O que sou e o que serei

O SENHOR me disse: “Você não será apenas o meu servo que trará de volta os israelitas que ficaram vivos e criará de novo a nação de Israel. Eu farei também com que você seja uma luz para os outros povos a fim de levar a minha salvação ao mundo inteiro.” Is 49,6
Moisés e a sarça ardente, Aaron Deal (1980-)
Algumas máximas criadas recentemente tomaram o lugar de versículos bíblicos tanto nas camisetas quantos nos adesivos dos carros. “Tudo é força, mas só Deus é poder.” Este é um exemplo típico do que digo: um jogo de palavras cuja inversão surtiria o mesmo efeito. Contudo, o que eu queria me referir mais especificamente é este: “Deus não escolhe os capacitados, capacita os escolhidos.”

Tenho pensado até que ponto esta é uma verdade tão absoluta que mereça figurar entre as verdades bíblicas ou que tenha peso suficiente para servir de modelo à identidade cristã. Temos um exemplo bastante claro de que isto nem sempre é verdade quando Deus escolheu os seus apóstolos, os continuadores da mensagem do seu Filho. Foi justamente a escolha do mais capacitado deles que vingou. Foi o mais capacitado que levou e evangelho mais longe e aos mais diferentes povos. Foi o mais capacitado deles que livrou o evangelho de se tornar uma seita judaica. Foi o mais capacitado deles que determinou os mais importantes princípios que regem o Cristianismo. Foi o mais capacitado deles quem sozinho escreveu mais de um terço de todo o Segundo Testamento.

Por que Deus, na sua infinita sabedoria, não poderia lançar mão dos recursos que bem quer? Particularmente, ou seja, na minha própria vida, eu poderia até aplicar esta regra em muitas ocasiões, principalmente como estímulo a empreendimentos que julgo estarem acima das minhas habilidades. Mas quando tento desafiar outra pessoa com este argumento, simplesmente cometo a grosseria de chamá-la de incapaz, desdenho de saída a virtude da sua modéstia, e, de certa forma, me estabeleço como seu superior, uma vez que também me vejo no direito de julgar suas capacidades e do quanto ela necessita de capacitações.

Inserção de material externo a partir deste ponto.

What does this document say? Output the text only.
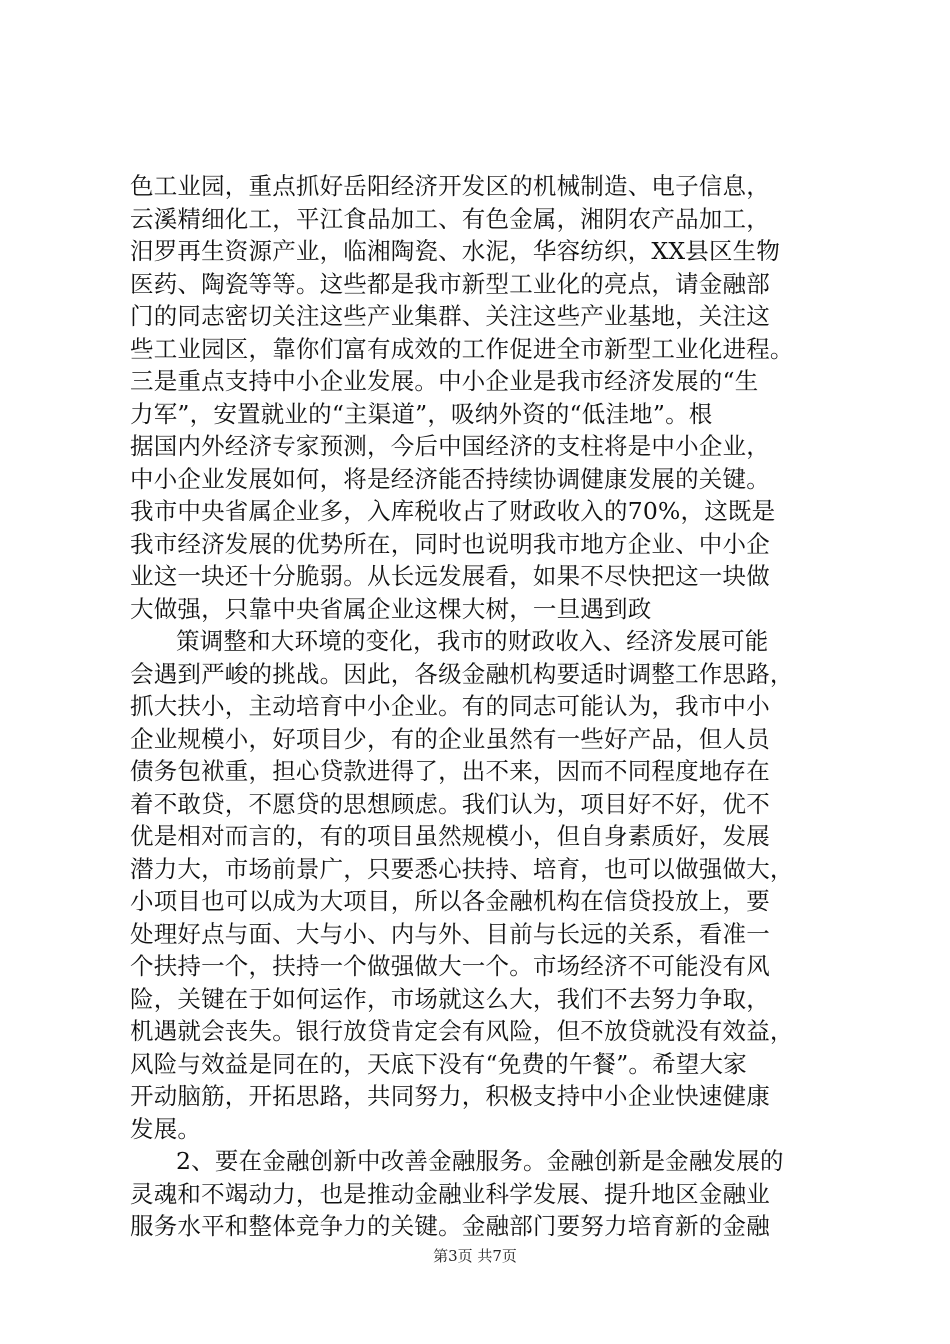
色工业园，重点抓好岳阳经济开发区的机械制造、电子信息，
云溪精细化工，平江食品加工、有色金属，湘阴农产品加工，
汨罗再生资源产业，临湘陶瓷、水泥，华容纺织，XX县区生物
医药、陶瓷等等。这些都是我市新型工业化的亮点，请金融部
门的同志密切关注这些产业集群、关注这些产业基地，关注这
些工业园区，靠你们富有成效的工作促进全市新型工业化进程。
三是重点支持中小企业发展。中小企业是我市经济发展的“生
力军”，安置就业的“主渠道”，吸纳外资的“低洼地”。根
据国内外经济专家预测，今后中国经济的支柱将是中小企业，
中小企业发展如何，将是经济能否持续协调健康发展的关键。
我市中央省属企业多，入库税收占了财政收入的70%，这既是
我市经济发展的优势所在，同时也说明我市地方企业、中小企
业这一块还十分脆弱。从长远发展看，如果不尽快把这一块做
大做强，只靠中央省属企业这棵大树，一旦遇到政
策调整和大环境的变化，我市的财政收入、经济发展可能
会遇到严峻的挑战。因此，各级金融机构要适时调整工作思路，
抓大扶小，主动培育中小企业。有的同志可能认为，我市中小
企业规模小，好项目少，有的企业虽然有一些好产品，但人员
债务包袱重，担心贷款进得了，出不来，因而不同程度地存在
着不敢贷，不愿贷的思想顾虑。我们认为，项目好不好，优不
优是相对而言的，有的项目虽然规模小，但自身素质好，发展
潜力大，市场前景广，只要悉心扶持、培育，也可以做强做大，
小项目也可以成为大项目，所以各金融机构在信贷投放上，要
处理好点与面、大与小、内与外、目前与长远的关系，看准一
个扶持一个，扶持一个做强做大一个。市场经济不可能没有风
险，关键在于如何运作，市场就这么大，我们不去努力争取，
机遇就会丧失。银行放贷肯定会有风险，但不放贷就没有效益，
风险与效益是同在的，天底下没有“免费的午餐”。希望大家
开动脑筋，开拓思路，共同努力，积极支持中小企业快速健康
发展。
2、要在金融创新中改善金融服务。金融创新是金融发展的
灵魂和不竭动力，也是推动金融业科学发展、提升地区金融业
服务水平和整体竞争力的关键。金融部门要努力培育新的金融
第3页 共7页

Outra situação que colabora com a inverossimilidade deste argumento é a escolha de Moisés. Aí está mais um exemplo claro da incapacidade que é usada por Deus quando na sua forma mais natural. Moisés tinha oitenta anos quando foi escolhido, era gago e dependente financeiramente do seu sogro. Deus não lhe fez uma recauchutagem geral, como diríamos hoje. Não modificou o seu sistema vital para que ele se sentisse mais jovem e com mais disposição. Ordenou tacitamente que ele desafiasse o todo poderoso Faraó do Egito com as suas deficiências e murmurações.

O que dizer, então, de Jeremias? Deus escolheu uma criança para fazer o serviço de gente grande, e quão grande precisava ser este escolhido. Por que Deus não esperou pela sua maturidade? Por que Deus não o enviou antes para uma escola de profetas? Por que foi desencavar justamente o filho de um sacerdote de terceira categoria, que morava numa cidade de foras da lei, para ser um dos maiores profetas que história da salvação jamais conheceu?

O segundo Isaías não se calaria diante deste argumento. No versículo supracitado ele deixa bem explícito que todos somos igualmente apenas servos, mas que uma vez que fomos escolhidos por ele, pouco importará o que realmente somos, mais sim o que seremos, pois é ele quem nos fará ser exatamente o que o seu plano de salvação necessita que sejamos, quer estejamos ou não capazes, quer estejamos ou não capacitados.